Amnesty International released a statement ahead of the march in solidarity with the judiciary and the rule of law.

“Judges, lawyers and civil society from many countries are coming together to protest the Polish authorities’ plans to impose severe restrictions on judges’ rights to freedom of expression and association. The changes would bring the remaining free elements of the Polish courts under the political control of the executive branch, spelling the end of the separation of powers in Poland,”- Draginja Nadaždin, Director of Amnesty International Poland.

Report finds court processes on public assembly fair and professional

In November 2019, the Helsinki Foundation for Human Rights (HFHR) released a report entitled “Freedom of Assembly in the Practice of Polish Courts”. The report presents an analysis through monitoring court proceedings brought against citizens participating in public assemblies.

The monitoring was carried out in 16 common courts throughout the country between March 2018 and June 2019 and covers the findings of 250 monitoring sessions held in 142 cases.

HFHR found that court proceedings were usually fair and professional. During the monitoring sessions, representatives examined the details of hearings and the conduct of judges, public prosecutors, witnesses and the audience present in court.

A review of the comments made by HFHR monitors shows that in the majority of cases judges, public prosecutors and attorneys treated the parties respectfully and the proceedings were conducted in a fair and professional manner...The courts recalled that the right to freedom of peaceful assembly is a cornerstone of a democratic society, whose fundamental functions include providing a forum for public debate. Peaceful assemblies are intended to protect the common interests of the people and to express personal convictions of citizens,"- Justyna Jezierska, HFHR lawyer and the author of the publication.

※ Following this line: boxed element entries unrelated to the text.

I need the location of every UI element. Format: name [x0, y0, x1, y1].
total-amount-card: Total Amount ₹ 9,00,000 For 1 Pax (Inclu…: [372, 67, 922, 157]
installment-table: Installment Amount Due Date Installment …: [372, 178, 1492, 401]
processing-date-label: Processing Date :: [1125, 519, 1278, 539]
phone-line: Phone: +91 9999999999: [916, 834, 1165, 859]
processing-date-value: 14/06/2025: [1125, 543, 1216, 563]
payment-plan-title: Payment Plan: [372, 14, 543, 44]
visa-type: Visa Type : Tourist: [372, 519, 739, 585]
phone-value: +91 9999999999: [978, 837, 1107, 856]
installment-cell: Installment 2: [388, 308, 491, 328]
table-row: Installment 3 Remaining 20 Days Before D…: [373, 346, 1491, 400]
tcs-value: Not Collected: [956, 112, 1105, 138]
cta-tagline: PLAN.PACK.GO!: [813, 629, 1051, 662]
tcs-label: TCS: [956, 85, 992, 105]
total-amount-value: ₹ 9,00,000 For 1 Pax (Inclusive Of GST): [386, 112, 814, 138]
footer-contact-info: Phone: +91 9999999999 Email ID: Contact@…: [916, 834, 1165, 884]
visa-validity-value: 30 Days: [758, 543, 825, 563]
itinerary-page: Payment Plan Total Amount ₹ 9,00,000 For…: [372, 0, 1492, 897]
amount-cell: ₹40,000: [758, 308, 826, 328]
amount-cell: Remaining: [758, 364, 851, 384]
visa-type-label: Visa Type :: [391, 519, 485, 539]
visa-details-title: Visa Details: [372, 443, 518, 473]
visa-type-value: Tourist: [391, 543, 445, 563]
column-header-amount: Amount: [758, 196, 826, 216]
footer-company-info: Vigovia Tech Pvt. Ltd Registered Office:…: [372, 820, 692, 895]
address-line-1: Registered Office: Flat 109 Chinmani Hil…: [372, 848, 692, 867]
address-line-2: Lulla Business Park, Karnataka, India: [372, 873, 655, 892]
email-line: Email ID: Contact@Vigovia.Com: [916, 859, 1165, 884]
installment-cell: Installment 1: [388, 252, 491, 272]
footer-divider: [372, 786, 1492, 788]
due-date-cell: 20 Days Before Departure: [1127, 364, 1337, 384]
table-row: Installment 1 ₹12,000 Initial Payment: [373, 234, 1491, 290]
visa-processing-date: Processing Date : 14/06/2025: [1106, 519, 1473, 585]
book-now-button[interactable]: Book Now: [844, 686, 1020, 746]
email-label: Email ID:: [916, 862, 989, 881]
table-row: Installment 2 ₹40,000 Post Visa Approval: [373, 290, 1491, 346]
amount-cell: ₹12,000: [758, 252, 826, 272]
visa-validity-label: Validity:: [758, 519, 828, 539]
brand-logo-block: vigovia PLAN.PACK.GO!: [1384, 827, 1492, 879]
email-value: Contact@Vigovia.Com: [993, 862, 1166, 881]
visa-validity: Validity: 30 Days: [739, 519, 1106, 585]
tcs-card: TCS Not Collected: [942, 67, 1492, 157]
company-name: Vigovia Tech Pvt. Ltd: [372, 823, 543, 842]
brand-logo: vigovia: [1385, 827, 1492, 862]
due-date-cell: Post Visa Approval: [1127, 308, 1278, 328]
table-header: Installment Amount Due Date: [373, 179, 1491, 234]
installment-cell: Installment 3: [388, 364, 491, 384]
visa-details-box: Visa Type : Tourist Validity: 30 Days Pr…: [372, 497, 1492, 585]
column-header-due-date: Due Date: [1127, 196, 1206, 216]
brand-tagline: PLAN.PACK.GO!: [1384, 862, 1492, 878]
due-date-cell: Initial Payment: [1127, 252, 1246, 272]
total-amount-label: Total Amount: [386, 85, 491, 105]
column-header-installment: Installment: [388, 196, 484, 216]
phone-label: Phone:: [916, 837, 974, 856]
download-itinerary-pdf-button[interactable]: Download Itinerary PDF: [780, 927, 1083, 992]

On 29th November 2019, Wojciech Czuchnowski, a journalist at Gazeta Wyborcza appeared in court over a satirical comment he posted about the governing PiS party on Twitter. The tweet – “I will never again write about the mafia of PiS” – came after he published an investigative story in November 2018, which exposed alleged bribery against the head of Poland’s Financial Supervisory Commission. PiS demanded an apology and a payment of PLN 15,000 (€3,500) to a charity. While Czuchnowski eventually won the case, this does not discount the fact that the libel case against him constitutes governmental harassment.

The libel lawsuit against Wojciech Czuchnowski is merely the latest in a string of cases filed against Gazeta Wyborcza clearly designed to harass the newspaper and its journalists for reporting and commenting on issues of public interest”- Ravi R. Prasad, International Press Institute (IPI) Director of Advocacy.

According to IPI, a total of about 50 criminal and civil cases have been brought against the Gazeta Wyborcza newspaper by various state or state-controlled institutions.

In a separate development, in mid-January, the Polish state-owned broadcaster, TVP Info, accused the Senate, parliament’s upper house, of violating media freedom.The Director of the Speaker of the Polish Senate office, Małgorzata Daszczyk, was hit with a TV camera. Video footage shows the speaker Tomasz Grodzki leaving the building, with the TV crew following him in order to secure an interview. It is most likely that this collision with the camera occurred accidentally.

In reaction to this, the Senate applied to remove the press accreditation of a TVP Info journalist. TVP Info has disputed the alleged offence and says the application is an attempt to interfere with journalists’ work.

TVP Info has previously been criticised for its pro-government bias towards the ruling PiS party. Meanwhile, Speaker Grodzki demanded a public apology from TVP Info.